Voor voetbal loop ik niet warm. Het spijt me…. Toch zal ik de komende weken steeds vaker een oog op het WK werpen, want de sfeer, de saamhorigheid en stiekem ook wel de spanning doen me meer dan ik vroeger wilde toegeven. Maar wijsheid komt met de jaren, dus ik hoef mijn ware ik niet meer te verbergen. Ik zwijmel bij de oranje vlaggetjes die wapperen, m’n hart maakt een sprongetje bij het horen van Vuvuzela’s, m’n mond krult als jongetjes met rimpels en doorleefde koppen oerbrullend hun enthousiasme of teleurstelling ventileren.
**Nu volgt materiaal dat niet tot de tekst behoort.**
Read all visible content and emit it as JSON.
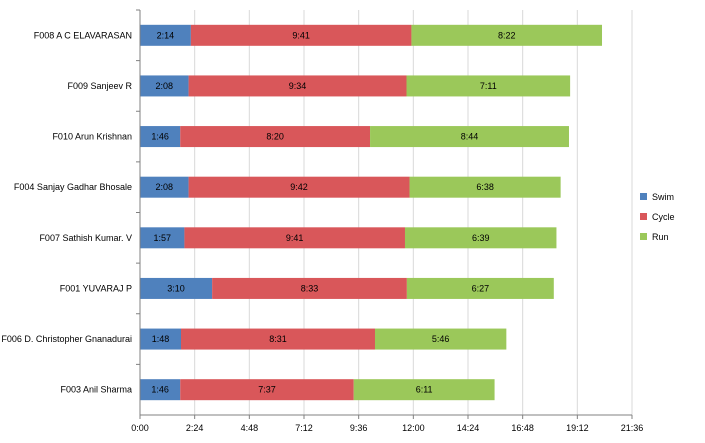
{
  "colors": {
    "swim": "#4f81bd",
    "cycle": "#d9575a",
    "run": "#9bc85a",
    "grid": "#d9d9d9",
    "axis": "#808080"
  },
  "chart_data": {
    "type": "bar",
    "orientation": "horizontal",
    "stacked": true,
    "title": "",
    "xlabel": "",
    "ylabel": "",
    "xlim_minutes": [
      0,
      21.6
    ],
    "xtick_step_minutes": 2.4,
    "x_ticks": [
      "0:00",
      "2:24",
      "4:48",
      "7:12",
      "9:36",
      "12:00",
      "14:24",
      "16:48",
      "19:12",
      "21:36"
    ],
    "grid": "vertical",
    "legend_position": "right",
    "categories": [
      "F008 A C ELAVARASAN",
      "F009 Sanjeev R",
      "F010 Arun Krishnan",
      "F004 Sanjay Gadhar Bhosale",
      "F007 Sathish Kumar. V",
      "F001 YUVARAJ P",
      "F006 D. Christopher Gnanadurai",
      "F003 Anil Sharma"
    ],
    "series": [
      {
        "name": "Swim",
        "color_key": "swim",
        "values": [
          "2:14",
          "2:08",
          "1:46",
          "2:08",
          "1:57",
          "3:10",
          "1:48",
          "1:46"
        ]
      },
      {
        "name": "Cycle",
        "color_key": "cycle",
        "values": [
          "9:41",
          "9:34",
          "8:20",
          "9:42",
          "9:41",
          "8:33",
          "8:31",
          "7:37"
        ]
      },
      {
        "name": "Run",
        "color_key": "run",
        "values": [
          "8:22",
          "7:11",
          "8:44",
          "6:38",
          "6:39",
          "6:27",
          "5:46",
          "6:11"
        ]
      }
    ]
  }
}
Ik WK mee!

Maar ik start langzaam op: de eerste wedstrijden zijn geheel aan me voorbij gegaan. Pas bij Nederland-Denemarken heb ik het scherm eer aan gedaan. Om er na een kleine tien minuten weer bij weg te lopen: te saai, te weinig leven in de brouwerij. Maar m’n lief zat zo eenzaam te kijken. Hij heeft daar geen last van – integendeel zelfs, misschien –  dus ik ben bij de tweede helft weer aangeschoven. Ook toen duurde het niet lang: moet je blij worden van een voorsprong van 1-0 als de bal  via het hoofd van een zwarte Deen (my kind of man) en via de rug van een bleke Deen in zullie eigen doel gaat? In oorlog en liefde is alles geoorloofd, maar in sport? Kweetutniet….

Straks maar weer efkes proberen. Nu gewoon aan het werk!